Teen Recruited as Russian Spy, Paid in Bitcoin
It sounds like something out of a spy thriller, but according to a Reuters investigation, Russian intelligence has been using Bitcoin to pay inexperienced recruits—some as young as 17. One such case involves Laken Pavan, a Canadian teenager who traveled to Donetsk in 2024 after being radicalized online.
The FSB—Russia’s security service—reportedly detained Pavan, pressured him into cooperation, and assigned him a handler known only as “Slon” (Russian for “elephant”). His mission? Gather intelligence across Europe. But it didn’t last long. After receiving just over $500 in Bitcoin from Slon, Pavan turned himself in to Polish authorities in Warsaw.
Following the Money
Blockchain analytics firms Global Ledger and Recoveris traced that $500 payment back to two intermediary wallets, which had received hundreds of thousands in Bitcoin from a much larger address created in 2022. The biggest wallet? It’s processed around $600 million in BTC—some of which ended up at sanctioned Russian exchange Garantex.

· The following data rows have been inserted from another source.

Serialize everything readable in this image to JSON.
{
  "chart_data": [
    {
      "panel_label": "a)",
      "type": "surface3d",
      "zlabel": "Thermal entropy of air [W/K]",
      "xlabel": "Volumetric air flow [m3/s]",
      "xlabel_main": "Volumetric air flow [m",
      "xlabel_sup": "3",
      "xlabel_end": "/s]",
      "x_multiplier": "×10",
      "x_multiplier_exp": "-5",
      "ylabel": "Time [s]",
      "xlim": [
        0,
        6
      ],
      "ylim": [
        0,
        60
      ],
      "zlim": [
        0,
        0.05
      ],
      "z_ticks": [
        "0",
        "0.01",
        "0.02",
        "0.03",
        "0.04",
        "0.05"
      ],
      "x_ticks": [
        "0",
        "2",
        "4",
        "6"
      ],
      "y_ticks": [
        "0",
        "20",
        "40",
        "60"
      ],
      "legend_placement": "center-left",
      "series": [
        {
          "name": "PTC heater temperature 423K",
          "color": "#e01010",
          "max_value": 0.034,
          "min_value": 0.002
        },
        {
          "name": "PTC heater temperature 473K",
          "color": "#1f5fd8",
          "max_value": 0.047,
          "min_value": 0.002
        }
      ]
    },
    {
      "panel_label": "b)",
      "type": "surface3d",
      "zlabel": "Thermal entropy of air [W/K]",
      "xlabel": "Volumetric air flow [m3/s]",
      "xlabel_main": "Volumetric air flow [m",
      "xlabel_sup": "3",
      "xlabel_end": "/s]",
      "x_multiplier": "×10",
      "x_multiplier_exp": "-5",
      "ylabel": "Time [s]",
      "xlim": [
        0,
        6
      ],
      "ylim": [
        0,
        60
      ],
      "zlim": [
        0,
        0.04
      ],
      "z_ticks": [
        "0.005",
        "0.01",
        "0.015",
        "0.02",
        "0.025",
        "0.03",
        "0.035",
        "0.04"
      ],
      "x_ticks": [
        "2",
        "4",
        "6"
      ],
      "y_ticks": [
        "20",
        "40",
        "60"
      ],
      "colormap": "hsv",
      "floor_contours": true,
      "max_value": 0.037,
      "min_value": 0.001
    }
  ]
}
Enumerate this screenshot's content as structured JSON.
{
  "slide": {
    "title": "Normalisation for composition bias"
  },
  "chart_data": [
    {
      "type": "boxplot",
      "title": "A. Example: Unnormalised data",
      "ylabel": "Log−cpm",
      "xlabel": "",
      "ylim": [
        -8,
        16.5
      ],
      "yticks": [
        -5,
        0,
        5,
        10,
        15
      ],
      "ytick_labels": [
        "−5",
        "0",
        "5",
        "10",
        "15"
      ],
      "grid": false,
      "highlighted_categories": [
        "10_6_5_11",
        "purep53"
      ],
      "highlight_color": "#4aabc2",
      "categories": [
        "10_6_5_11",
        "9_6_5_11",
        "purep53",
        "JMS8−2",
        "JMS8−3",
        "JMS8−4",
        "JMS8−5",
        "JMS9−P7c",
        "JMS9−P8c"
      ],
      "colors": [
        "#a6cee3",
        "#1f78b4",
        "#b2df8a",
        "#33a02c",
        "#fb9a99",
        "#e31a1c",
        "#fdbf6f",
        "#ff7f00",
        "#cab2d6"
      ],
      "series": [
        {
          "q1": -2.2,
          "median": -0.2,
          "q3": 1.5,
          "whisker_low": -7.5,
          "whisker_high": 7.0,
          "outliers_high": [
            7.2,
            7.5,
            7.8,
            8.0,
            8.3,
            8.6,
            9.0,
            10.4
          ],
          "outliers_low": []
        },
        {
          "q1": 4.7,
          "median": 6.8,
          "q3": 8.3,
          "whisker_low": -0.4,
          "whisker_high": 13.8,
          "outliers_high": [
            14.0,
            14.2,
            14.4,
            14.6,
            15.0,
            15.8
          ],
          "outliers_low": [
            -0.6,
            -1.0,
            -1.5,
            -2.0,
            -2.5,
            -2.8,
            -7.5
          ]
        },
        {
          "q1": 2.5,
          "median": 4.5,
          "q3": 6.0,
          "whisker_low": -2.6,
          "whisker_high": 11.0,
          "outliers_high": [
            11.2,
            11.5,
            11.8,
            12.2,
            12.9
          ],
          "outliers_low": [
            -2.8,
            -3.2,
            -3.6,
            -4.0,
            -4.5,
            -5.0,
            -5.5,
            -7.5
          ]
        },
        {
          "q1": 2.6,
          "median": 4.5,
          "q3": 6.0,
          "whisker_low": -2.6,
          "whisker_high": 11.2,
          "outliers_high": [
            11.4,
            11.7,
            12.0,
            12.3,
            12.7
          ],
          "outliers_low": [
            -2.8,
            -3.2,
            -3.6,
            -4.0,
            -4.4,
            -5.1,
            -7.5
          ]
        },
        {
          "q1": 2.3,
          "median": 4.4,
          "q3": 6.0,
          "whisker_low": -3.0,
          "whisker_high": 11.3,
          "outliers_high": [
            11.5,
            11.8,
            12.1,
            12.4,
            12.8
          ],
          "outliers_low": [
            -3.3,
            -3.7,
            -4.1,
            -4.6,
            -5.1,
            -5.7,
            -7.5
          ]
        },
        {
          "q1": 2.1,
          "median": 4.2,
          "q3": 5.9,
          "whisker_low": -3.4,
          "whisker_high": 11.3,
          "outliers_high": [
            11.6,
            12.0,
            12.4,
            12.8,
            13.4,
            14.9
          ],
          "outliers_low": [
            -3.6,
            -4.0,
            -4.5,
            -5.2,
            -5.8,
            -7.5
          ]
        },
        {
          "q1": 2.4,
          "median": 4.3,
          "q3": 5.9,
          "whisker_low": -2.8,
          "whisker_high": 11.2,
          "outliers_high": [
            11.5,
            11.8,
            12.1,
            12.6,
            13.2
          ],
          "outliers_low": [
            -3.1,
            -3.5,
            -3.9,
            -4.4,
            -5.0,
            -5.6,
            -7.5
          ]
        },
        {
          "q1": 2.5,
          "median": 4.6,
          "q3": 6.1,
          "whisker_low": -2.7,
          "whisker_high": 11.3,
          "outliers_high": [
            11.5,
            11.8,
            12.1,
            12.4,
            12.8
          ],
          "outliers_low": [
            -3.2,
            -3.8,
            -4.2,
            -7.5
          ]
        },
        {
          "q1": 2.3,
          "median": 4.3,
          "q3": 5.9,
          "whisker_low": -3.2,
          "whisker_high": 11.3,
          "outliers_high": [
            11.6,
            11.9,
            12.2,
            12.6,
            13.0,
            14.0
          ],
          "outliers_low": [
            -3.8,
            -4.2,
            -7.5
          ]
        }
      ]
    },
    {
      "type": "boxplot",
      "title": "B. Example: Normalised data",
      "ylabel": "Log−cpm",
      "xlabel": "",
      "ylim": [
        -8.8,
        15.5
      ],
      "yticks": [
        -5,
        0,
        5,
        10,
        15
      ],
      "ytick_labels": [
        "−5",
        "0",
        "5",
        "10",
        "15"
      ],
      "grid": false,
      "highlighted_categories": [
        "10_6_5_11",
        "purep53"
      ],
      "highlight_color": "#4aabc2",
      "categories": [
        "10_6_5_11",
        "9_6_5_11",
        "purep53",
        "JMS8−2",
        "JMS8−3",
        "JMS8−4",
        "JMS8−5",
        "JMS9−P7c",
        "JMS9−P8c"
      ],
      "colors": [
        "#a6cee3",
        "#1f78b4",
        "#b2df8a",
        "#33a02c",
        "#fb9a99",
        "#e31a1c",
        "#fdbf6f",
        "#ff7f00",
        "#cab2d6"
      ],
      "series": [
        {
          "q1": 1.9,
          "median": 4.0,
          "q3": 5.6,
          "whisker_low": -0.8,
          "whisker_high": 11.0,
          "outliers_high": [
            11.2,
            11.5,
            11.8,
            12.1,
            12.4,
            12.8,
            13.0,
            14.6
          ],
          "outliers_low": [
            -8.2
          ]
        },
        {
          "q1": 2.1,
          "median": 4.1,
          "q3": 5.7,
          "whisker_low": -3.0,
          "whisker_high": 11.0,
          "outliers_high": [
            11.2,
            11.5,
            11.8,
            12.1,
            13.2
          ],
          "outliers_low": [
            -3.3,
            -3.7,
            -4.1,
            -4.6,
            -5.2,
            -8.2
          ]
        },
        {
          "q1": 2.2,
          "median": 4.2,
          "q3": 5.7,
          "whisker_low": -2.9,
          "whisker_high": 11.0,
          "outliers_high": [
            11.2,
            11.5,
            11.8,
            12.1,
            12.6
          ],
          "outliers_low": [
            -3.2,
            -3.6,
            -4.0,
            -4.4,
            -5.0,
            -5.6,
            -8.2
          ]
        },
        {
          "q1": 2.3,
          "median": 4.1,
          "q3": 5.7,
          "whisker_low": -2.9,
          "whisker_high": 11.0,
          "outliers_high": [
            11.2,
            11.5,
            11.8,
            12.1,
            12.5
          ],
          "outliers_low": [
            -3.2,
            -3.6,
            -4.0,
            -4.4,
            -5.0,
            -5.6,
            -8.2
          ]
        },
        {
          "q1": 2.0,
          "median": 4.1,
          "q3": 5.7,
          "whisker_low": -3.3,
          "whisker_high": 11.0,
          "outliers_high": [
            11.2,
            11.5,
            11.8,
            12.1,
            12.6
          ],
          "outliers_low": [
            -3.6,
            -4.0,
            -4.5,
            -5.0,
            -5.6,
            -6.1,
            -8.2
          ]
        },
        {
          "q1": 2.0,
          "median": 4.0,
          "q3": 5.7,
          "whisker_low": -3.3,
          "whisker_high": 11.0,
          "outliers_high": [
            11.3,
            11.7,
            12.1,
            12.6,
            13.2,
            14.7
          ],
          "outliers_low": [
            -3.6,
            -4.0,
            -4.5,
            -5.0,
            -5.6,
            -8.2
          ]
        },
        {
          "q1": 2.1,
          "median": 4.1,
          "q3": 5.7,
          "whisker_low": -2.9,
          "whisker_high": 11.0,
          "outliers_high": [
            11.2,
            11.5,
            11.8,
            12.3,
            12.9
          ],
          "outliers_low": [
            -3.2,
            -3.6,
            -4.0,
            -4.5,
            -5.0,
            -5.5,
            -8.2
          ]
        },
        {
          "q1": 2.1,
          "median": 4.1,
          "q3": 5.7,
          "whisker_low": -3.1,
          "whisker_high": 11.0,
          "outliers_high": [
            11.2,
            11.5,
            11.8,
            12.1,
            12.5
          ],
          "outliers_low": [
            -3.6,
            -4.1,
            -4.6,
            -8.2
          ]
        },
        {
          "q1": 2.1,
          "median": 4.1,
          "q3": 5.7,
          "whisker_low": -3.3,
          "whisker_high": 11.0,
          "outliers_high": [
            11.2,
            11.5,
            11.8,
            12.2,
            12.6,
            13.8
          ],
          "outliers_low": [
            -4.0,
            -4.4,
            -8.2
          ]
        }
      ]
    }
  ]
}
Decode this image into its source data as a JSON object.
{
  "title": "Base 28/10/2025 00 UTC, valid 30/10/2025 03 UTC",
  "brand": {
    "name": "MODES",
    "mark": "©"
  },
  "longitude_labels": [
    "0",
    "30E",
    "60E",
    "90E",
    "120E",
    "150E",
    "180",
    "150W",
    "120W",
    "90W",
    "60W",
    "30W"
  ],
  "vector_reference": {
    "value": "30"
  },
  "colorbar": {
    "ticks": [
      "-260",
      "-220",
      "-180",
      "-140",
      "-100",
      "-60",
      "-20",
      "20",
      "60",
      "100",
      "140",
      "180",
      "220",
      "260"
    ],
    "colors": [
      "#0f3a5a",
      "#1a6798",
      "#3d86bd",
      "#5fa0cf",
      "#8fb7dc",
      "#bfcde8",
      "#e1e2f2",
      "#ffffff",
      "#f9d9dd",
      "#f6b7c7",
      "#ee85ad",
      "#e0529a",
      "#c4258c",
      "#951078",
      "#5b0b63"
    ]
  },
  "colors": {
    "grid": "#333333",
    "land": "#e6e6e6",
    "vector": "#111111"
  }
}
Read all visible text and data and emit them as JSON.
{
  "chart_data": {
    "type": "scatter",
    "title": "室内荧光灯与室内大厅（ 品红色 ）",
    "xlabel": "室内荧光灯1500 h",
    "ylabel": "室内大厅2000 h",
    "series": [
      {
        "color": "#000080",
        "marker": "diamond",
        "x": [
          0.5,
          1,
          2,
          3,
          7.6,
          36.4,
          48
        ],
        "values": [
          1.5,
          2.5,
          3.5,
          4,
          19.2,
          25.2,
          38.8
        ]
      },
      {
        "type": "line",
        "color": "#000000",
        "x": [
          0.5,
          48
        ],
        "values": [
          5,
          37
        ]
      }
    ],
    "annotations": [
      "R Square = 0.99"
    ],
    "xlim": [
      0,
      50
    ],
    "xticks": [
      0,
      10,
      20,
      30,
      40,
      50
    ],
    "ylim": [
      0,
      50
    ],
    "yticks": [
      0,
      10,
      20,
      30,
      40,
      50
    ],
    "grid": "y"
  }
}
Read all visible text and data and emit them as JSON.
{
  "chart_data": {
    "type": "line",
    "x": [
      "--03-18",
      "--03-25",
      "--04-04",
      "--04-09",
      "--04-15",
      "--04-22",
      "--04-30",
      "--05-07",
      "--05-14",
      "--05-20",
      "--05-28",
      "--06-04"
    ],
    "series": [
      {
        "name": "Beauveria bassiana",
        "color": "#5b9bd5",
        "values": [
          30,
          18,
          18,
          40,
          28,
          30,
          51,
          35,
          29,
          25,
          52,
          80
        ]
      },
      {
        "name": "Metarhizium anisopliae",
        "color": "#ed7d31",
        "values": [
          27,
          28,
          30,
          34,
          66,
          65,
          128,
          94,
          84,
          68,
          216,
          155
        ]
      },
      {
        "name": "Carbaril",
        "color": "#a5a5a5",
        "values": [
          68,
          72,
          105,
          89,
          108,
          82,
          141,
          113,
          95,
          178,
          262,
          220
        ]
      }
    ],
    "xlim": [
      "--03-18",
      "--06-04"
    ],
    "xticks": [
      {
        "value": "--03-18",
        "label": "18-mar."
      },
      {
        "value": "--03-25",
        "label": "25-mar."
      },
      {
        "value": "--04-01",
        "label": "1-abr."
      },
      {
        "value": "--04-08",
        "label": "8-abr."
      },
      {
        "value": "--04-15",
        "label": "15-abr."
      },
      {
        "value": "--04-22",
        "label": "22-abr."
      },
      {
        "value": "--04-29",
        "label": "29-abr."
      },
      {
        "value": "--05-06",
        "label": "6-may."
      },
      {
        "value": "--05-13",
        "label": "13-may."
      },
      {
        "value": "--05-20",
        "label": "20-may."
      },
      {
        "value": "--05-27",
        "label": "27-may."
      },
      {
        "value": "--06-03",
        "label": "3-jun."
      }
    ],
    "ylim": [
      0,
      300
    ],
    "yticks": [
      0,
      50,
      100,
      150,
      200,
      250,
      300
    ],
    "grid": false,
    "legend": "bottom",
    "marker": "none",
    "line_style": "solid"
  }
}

Neither firm could say for certain who owns these wallets, but the patterns suggest FSB involvement. Transactions happened strictly during Moscow business hours, and funds followed a structured laundering path—split, mixed with larger sums, and routed through unrelated deposit wallets.
A Wider Crypto Spy Network
Pavan’s case isn’t isolated. Recoveris says Russian intelligence has been “constantly financing” agents with crypto. In 2023, a group of young Belarusians and Ukrainians in Poland were reportedly paid by Russia’s GRU (military intelligence) to plant cameras, spread propaganda, and circulate fake news. Some were even funded to commit arson.
Marcin Zarakowski, Recoveris CEO, points out that these operations aren’t small-time. One suspected FSB-linked address belongs to a cluster of 161 Bitcoin wallets, with transactions consistently falling within Moscow’s 6 AM to 6 PM window.
Russia’s crypto use doesn’t stop at espionage. It’s also funding mercenaries in Donbas and, allegedly, paying European politicians to push pro-Russian narratives. With heavy sanctions in place, Bitcoin offers a workaround—instant, borderless payments that are harder to track than traditional banking.
But there’s a twist: crypto’s transparency might actually benefit Russian handlers. “They can monitor spending,” Zarakowski notes. “If an agent buys a coffee instead of, say, surveillance equipment, they’ll know.”
For now, it seems this digital spy game isn’t going anywhere. And with millions flowing through these wallets, it’s likely just the beginning.